Upside Down Fish Pie

I love fish pie, but I think baking in white sauce doesn’t show off nice fish to best effect, and it’s better steamed on top of the potato. If you’ve never tried the combination of chilli, garlic, cream and basil, then hold on to your hat.

To feed four greedy people plus leftovers, you will need:

  • 1kg potato (any variety)
  • 1kg fish (see below)
  • 350mL stock (fish, vegetable, or just hot water)
  • 150mL cream
  • one head garlic (peeled and chopped)
  • one bunch fresh basil (30g if you’re feeling precise, but you’ll only need the leaves)
  • 2tsp chilli flakes (more if you dare, or fresh hot chilli)
  • 15mL vegetable oil + 25g butter

For the fish I use a mix of cod, salmon, smoked haddock, and prawns; the fillets skinned and chopped into chunks. Check for bones and remove if necessary. Avoid heavily smoked or cured fish: tuna and mackerel would be out of place. If the prawns are whole, you can make quite nice stock with the shells and heads.

Peel and chop the potato into pieces no more than half an inch thick. If you’re using baby potatoes, don’t bother peeling, and just halve them.

Heat a large shallow casserole, and melt the butter in the oil, and fry the chilli flakes for around a minute, add the garlic, and keep frying until a pale gold colour. Add a generous pinch of salt and a grind of black pepper. Tip in the potatoes and continue to fry until they’re lightly coloured; probably a few more minutes. Pour over the stock and the cream, but don’t fret if there’s no stock to hand, just use water from a freshly boiled kettle. Crucially, try and arrange the potato pieces in a single layer and make sure there’s enough liquid in the pot for them to be mainly submerged but not drowned.

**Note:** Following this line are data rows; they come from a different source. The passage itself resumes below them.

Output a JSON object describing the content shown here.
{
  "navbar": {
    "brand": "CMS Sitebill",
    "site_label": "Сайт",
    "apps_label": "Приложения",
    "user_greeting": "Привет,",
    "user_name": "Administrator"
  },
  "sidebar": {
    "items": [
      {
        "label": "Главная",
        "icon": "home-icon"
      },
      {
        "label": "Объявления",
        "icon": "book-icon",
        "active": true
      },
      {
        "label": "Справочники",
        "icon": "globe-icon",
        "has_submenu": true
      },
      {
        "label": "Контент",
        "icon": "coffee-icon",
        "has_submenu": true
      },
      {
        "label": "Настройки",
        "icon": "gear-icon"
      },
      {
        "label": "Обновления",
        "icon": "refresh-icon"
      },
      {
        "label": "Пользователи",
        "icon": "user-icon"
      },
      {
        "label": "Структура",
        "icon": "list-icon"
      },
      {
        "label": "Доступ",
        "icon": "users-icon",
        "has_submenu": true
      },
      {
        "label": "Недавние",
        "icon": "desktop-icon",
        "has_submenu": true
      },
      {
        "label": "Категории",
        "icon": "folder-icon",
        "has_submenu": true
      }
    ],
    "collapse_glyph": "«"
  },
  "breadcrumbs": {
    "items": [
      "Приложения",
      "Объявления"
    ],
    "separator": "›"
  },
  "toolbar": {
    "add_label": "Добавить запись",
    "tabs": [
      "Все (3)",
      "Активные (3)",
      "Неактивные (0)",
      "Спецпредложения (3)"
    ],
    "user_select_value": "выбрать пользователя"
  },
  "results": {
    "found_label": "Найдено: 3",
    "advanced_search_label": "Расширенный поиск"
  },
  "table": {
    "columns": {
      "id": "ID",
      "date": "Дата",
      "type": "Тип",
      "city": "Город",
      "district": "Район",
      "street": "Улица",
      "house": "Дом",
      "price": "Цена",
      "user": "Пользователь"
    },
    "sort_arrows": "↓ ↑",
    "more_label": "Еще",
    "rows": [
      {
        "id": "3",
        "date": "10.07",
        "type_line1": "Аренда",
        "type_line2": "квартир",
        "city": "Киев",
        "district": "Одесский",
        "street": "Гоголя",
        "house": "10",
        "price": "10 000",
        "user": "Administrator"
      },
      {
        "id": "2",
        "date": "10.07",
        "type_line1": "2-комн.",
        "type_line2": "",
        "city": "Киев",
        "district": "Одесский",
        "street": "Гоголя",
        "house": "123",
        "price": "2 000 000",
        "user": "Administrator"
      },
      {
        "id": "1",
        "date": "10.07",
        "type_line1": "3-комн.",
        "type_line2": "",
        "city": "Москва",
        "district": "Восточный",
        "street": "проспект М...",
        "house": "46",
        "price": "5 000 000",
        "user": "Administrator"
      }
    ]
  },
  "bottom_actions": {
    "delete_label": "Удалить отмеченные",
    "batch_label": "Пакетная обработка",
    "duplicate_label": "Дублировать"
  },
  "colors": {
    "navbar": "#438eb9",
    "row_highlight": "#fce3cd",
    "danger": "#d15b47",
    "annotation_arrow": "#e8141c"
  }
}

Reduce the heat to a simmer, cover the pot and let the potato cook, stirring from time to time. Depending on the species of potato they will exude some starch and thicken the liquid. You may also need to top up the liquid from the kettle if it’s getting too low.

Once the potatoes are done – test by piercing a piece with a sharp knife; it should offer no resistance – fold in the basil leaves and layer the fish on top. Reduce the heat and cover. The fish should take around ten minutes to steam, but do keep an eye on it. A sure sign is that the cod is starting to separate into flakes.

Serve the whole thing at the table, with some steamed kale and bread to mop up the highly addictive juices.

You could, I suppose, do this with coconut cream, kaffir lime leaves, lemon grass, purple basil, and a blob of red curry paste.

Addendum, May 2015: unsure about the timing of guests’ arrival, so steamed potatoes first until they were done. One guest was on low FODMAP diet, so garlic and chilli fried in separate pan, and the oil reserved for cooking. (Three birds eye chillis verging on too hot.)